Her zaman söylediğimiz ve yazdığımız gibi Kordon İzmir’in gözbebeği. Sahil şeridindeki bu eşsiz rekreasyon alanının girişinde yıllarca çok şeritli yol yapmak için dikilen ama plan değişiklikleri nedeni ile tamamlanamayan viyadükler yer almaktaydı.
Ulaştırma Bakanlığı’nın 90’lı yılların sonunda yaptığı plana göre; Altınyol’dan gelen çok şeritli yol, havadan yapılacak bir bağlantı ile Kordon‘a inecek ve üç gidiş üç geliş, altı şeritli yol ile Mustafa Kemal Sahil Bulvarına bağlanacaktı. Buradan da Çeşme Otoyolu’na kadar 6 şerit olarak devam edecekti.
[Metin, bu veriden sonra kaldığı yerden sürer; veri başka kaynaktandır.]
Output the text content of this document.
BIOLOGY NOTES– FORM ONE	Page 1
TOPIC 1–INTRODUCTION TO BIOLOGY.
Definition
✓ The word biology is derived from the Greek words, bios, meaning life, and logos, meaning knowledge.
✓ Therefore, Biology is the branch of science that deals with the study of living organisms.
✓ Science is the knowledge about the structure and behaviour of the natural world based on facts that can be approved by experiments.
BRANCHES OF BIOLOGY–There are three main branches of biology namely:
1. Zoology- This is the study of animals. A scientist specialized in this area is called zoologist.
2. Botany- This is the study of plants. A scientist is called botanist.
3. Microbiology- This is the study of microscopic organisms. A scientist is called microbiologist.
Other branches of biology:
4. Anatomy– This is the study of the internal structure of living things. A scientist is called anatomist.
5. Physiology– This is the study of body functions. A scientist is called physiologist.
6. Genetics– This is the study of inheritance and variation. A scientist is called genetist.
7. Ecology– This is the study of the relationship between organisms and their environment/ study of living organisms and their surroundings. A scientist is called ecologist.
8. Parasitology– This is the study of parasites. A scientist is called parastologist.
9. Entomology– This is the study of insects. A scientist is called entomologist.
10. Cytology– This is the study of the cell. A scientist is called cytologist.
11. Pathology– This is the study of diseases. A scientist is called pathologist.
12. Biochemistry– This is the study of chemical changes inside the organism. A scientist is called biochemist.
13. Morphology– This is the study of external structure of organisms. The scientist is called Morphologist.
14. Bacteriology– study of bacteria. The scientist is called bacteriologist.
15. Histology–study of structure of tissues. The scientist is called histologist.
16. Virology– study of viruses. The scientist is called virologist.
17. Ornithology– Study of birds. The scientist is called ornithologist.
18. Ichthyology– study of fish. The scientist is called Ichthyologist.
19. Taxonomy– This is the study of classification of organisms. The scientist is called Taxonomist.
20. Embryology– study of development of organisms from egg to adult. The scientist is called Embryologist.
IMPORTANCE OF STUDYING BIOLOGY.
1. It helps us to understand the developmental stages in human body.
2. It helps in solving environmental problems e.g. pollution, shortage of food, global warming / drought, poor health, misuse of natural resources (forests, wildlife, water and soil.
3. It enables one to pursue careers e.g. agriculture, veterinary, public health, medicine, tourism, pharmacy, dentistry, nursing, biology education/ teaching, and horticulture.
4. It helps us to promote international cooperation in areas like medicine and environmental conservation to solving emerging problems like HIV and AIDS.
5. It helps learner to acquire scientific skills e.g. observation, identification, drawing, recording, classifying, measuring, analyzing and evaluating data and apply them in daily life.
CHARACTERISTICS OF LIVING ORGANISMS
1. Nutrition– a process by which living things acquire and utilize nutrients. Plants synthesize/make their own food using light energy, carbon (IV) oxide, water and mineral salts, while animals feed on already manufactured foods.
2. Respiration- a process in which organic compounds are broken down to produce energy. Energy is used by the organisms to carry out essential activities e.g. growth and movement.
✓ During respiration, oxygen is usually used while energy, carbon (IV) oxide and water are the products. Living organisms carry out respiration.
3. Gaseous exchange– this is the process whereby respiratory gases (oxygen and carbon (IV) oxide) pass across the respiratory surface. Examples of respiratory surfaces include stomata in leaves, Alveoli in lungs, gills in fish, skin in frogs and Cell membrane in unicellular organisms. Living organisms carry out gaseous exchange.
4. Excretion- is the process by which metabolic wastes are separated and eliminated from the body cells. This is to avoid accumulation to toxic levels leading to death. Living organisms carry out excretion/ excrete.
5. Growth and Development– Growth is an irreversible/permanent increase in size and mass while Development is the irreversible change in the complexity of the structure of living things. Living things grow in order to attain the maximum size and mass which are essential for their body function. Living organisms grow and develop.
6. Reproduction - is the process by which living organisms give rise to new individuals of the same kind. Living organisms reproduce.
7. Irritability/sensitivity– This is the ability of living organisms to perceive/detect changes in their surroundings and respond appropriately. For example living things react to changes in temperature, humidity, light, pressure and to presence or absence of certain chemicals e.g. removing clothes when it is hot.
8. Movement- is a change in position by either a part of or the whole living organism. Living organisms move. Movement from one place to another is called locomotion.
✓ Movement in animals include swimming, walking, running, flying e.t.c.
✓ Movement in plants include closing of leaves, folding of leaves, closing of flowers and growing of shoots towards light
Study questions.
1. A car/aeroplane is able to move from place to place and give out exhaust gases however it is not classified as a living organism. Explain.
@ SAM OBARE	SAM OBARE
İzmir Büyükşehir Belediyesi (İBB) eski Başkanı Rahmetli Ahmet Priştina zamanında, planlar değiştirildi ve Kordon’un bir otoyol yerine, halka açık yeşil alan olması için gerekli düzenlemeler yapıldı. Bu düzenlemeler arasında önemli bir ayrıntı da bildiğiniz gibi üç şeritli yol yerine; bir gidiş, bir geliş bir yol yapıldı. Bu yolu da yaparken doğal hız sınırlamasını sağlamak için, asfalt kaplama yerine, yarı düzensiz döşenmiş parke taşları kullanıldı. Yol boyuncu çeşitli noktalara yapılan cepler ile yaklaşık 270-300 aracın park etmesi de sağlandı.
Genişletilen kaldırımlar, sınırsız çim alanlar Kordon’da ayrı bir sosyal yaşamın başlamasına neden oldu. Halk deniz ile buluşurken restoranların daha geniş kitlelere hizmet etmesi sağlanarak şehire de ekonomik bir katkı da sağlandı. Yaratılan geniş meydanlarda; kültür sanat aktiviteleri konserler, geniş katılımlı mitingler yapılması için imkan doğdu.
Fakat Ulaştırma Bakanlığı değişen planlara ve Kordon’un Liman girişindeki viyadükleri, bir daha asla kullanılamayacak olmasına rağmen ısrarla yıkmadı. Bu yarım kalmış ucube beton ayaklar, üstünde yarım yamalak sabitlenmiş viyadük bağlantılarıyla birlikte geçtiğimiz ekim ayına kadar yarattığı tehlikeyi görmezden gelircesine bir şekilde bırakıldı. Defalarca yazılmasına ve İBB’nin Ulaştırma Bakanlığı’na başvurmasına rağmen viyadükler yıkılmadı.
30 Ekim’de yaşadığımız büyük depremde sözkonusu viyadük bağlantılarının bazıları yerlerinden oynayarak altında park etmiş arabaların üzerine düştü ve araçları dümdüz etti. Ancak bu deprem ile yarattığı tehlikenin farkındalığı ortaya çıkmış oldu. Bunun üzerine bakanlık açtığı ihaleyle bu viyadükleri yıkmak zorunda kaldı. Yıllardır yazdık, çizdik, söyledik, başvurduk ama maalesef; buna İzmir düşmanlığı mı, yoksa İzmir’i çirkin, yerel yönetimleri beceriksiz gösterme amaçlı yapılan çaba mı dersiniz? ne derseniz deyin, tehlike ancak oluşunca karar verilebilindi.
Şimdi viyadükler yıkıldı ve Kordon’un Alsancak Limanı girişinde geniş bir alan ortaya çıktı. Büyük bir ihtimalle buraya yapılacak park ile İzmir’in daha güzel bir görünüm kazanacak...
Yıllardır bu ucubelerin yıkılmasını engelleyenlere gelince. Eğer o gün o beton blokların altında ölen vatandaşımız olsaydı; bunun vebali, yıkılmasını engelleyenlerin veya görevlerini yapmakta imtina edenlerin olacaktı.